Thursday, July 2, 2009

Socially engaged art

“When used to tell the truth,” she [Beverly Naidus] told the audience, “[beauty] can be really powerful.”

I missed my train at Grand Central Terminal by seven minutes last night, but it was worth it to stick around after a Bluestockings book reading. In that critical seven minutes, I got to meet the featured author, Beverly Naidus, and pick up her book, Arts for Change: Teaching Outside the Frame (New Village Press, 2009). Although I went to get ideas for an eco-art course that I’m developing in collaboration at Purchase Collegewith an environmental studies instructor, I found her talk to be very helpful for contextualizing my own artwork and for mitigating some of my insecurities as an artist.

Naidus made and defended feminist art in its early days, so I value her opinion. While listening to her presentation, I realized something about the creative process: inclinations can become convictions in the moment that someone you respect not only echoes your sentiments but manages to articulate them in a way that you cannot because you’re too close to the issue. It’s validating, and I don’t mean that in an egotistical way. For me, there were two things that Beverly said that resonated with me.

Early in her presentation, she defended the role of beauty in contemporary art. “When used to tell the truth,” she told the audience, “[beauty] can be really powerful.” Sometimes I wonder if I should make my work grotesque (picture Cindy Sherman’s use of vomit or Jana Sterbak’s raw meat), but it’s just not my style. Frankly, I like the idea of seducing the viewer with silky fabric in pretty shades of pink because it’s a reminder of the power inherent in feminine signifiers. I too am seduced by them in spite of myself, and that tension drives the work.

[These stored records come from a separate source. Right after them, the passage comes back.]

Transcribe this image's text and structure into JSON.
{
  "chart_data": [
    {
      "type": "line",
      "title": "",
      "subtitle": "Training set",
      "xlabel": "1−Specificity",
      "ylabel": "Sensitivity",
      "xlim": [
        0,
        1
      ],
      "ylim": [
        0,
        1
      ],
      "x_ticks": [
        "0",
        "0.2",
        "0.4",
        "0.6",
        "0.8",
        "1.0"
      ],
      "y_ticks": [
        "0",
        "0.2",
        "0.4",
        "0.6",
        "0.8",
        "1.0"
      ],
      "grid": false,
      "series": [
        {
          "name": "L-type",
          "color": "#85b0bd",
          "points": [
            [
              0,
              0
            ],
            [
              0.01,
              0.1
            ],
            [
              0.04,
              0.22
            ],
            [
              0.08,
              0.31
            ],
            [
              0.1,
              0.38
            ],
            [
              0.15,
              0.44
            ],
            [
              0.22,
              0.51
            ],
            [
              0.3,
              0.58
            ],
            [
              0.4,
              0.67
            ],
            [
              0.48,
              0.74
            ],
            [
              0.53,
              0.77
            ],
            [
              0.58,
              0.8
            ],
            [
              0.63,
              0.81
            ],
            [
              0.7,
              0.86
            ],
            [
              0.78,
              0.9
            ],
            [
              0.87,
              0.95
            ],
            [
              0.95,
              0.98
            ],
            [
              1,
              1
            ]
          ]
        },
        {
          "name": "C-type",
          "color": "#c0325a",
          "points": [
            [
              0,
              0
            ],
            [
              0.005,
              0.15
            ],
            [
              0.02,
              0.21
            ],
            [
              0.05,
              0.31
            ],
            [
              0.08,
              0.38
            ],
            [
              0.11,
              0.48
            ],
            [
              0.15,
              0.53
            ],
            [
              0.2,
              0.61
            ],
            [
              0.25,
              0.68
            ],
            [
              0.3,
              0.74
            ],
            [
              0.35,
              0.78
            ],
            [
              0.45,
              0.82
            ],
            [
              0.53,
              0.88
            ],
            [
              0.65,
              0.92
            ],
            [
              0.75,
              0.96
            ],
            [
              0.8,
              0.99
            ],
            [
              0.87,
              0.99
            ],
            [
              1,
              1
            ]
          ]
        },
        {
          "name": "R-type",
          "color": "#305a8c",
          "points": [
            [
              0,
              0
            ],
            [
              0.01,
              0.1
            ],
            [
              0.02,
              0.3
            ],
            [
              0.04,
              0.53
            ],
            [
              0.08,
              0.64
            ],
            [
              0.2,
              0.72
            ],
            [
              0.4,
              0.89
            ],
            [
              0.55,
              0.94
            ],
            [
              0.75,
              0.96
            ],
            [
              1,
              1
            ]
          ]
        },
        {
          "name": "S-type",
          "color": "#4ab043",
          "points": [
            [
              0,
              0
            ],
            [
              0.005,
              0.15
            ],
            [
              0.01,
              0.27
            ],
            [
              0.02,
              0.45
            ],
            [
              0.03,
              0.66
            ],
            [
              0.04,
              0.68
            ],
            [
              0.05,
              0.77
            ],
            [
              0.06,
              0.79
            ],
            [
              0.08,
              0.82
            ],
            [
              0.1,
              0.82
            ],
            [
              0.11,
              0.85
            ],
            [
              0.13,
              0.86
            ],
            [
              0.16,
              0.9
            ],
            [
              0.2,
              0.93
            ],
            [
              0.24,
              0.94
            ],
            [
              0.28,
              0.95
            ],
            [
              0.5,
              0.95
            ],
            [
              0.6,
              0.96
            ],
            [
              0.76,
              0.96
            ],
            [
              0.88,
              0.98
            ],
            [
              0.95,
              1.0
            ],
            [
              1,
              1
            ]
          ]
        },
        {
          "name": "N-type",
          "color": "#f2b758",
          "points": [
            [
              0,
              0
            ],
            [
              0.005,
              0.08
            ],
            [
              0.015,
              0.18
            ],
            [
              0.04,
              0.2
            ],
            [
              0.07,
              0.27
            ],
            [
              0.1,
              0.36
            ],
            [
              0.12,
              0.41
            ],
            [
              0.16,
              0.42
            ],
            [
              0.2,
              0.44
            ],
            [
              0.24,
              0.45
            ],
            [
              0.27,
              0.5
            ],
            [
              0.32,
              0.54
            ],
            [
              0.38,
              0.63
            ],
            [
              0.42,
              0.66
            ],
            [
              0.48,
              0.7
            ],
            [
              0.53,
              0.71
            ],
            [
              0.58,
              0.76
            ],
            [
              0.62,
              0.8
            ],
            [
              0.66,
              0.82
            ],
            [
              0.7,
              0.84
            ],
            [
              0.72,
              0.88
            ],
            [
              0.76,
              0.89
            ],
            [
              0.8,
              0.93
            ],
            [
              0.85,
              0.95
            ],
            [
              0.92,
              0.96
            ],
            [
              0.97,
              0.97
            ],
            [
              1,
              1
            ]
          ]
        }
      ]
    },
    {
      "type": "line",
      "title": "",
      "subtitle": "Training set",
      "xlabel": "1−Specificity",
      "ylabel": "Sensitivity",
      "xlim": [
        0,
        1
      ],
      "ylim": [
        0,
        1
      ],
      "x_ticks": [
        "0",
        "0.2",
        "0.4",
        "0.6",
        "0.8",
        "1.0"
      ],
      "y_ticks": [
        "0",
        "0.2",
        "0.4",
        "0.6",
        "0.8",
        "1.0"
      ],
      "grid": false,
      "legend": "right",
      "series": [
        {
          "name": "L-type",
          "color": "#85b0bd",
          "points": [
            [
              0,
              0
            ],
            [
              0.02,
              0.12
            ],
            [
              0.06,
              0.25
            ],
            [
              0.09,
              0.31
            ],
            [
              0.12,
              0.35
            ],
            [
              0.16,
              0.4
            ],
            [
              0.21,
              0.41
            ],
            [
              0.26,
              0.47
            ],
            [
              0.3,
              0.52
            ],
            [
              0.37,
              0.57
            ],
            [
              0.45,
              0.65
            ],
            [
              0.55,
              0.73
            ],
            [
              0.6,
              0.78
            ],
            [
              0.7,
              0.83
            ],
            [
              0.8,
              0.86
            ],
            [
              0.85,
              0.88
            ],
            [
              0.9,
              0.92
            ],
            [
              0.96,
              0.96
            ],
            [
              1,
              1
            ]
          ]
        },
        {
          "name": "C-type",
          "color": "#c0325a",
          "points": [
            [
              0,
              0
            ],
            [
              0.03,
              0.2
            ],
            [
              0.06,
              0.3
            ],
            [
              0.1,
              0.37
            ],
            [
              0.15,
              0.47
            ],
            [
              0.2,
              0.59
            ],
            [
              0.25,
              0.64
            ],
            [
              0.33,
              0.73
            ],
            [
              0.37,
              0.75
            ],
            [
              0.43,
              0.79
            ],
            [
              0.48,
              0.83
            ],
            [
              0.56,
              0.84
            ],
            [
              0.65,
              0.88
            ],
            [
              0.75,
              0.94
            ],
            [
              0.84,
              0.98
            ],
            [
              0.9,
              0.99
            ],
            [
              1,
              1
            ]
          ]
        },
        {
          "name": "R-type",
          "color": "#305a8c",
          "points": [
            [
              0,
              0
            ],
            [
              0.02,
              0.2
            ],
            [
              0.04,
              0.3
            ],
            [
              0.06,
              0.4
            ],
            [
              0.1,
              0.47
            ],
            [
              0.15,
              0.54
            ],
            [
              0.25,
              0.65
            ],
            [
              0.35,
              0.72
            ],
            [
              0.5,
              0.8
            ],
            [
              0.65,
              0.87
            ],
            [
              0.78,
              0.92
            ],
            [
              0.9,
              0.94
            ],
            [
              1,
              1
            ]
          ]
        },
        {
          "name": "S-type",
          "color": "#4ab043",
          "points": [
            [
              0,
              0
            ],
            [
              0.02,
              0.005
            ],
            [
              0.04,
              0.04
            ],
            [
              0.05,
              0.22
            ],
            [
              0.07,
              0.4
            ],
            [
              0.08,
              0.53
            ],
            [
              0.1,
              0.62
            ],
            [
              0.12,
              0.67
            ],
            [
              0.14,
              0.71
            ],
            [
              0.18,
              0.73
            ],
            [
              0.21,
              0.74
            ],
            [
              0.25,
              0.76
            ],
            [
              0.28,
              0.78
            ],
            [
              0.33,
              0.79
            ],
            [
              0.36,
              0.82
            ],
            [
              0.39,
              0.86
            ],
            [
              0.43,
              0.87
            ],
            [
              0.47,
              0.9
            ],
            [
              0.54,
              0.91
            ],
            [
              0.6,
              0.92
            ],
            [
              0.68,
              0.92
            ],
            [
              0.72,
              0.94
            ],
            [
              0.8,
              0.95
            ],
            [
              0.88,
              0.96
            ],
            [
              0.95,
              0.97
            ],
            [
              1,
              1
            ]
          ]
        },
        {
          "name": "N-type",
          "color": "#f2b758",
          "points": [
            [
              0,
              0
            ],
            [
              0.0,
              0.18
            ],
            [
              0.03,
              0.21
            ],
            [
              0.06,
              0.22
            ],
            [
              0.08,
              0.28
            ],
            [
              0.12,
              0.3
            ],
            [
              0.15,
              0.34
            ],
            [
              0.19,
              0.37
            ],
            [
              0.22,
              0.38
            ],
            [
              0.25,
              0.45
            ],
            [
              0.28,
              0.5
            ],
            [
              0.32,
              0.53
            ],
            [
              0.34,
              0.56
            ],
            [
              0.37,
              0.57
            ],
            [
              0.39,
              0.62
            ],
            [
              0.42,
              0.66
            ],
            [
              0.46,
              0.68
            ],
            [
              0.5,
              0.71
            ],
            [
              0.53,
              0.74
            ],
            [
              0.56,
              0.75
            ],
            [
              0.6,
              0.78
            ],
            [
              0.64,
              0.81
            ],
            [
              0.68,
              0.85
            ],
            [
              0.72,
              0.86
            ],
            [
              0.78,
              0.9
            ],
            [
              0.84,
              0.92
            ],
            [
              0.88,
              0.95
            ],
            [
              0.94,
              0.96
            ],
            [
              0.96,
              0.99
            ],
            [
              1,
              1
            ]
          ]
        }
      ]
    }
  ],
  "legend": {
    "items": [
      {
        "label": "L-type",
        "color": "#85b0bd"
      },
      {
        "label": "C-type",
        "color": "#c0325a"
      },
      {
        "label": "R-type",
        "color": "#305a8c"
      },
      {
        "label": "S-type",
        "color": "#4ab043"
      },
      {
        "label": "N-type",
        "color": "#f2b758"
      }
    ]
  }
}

Hopefully, by drawing viewers in with beauty, I can capture their attention long enough to get them to contemplate the underlying message, which is that girls are socialized through clothing that reinforces seemingly innocuous stereotypes that are potentially damaging from a feminist perspective.

The other thing that clicked with me was Naidus’ use of the term ‘socially engaged art’ rather than ‘activism’ because it is more inclusive. Her definition of “art that intends to provoke social change” made me really happy. (I feel that I should write something more profound and scholarly but that is the truth—it made me happy). I once knew someone who delighted in his ‘quiet rebellions’, bucking convention by doing things like wearing mismatched socks. I’ve always felt my work was more of a quiet rebellion than activism. It is not community-based, nor does it feed into a cause that would provoke a formal protest, and it is unlikely to get me arrested like some of the actions my artist friends have undertaken. Naidus’ use of the term ‘socially engaged art’ made me feel like there is a legitimate niche for me in the art world.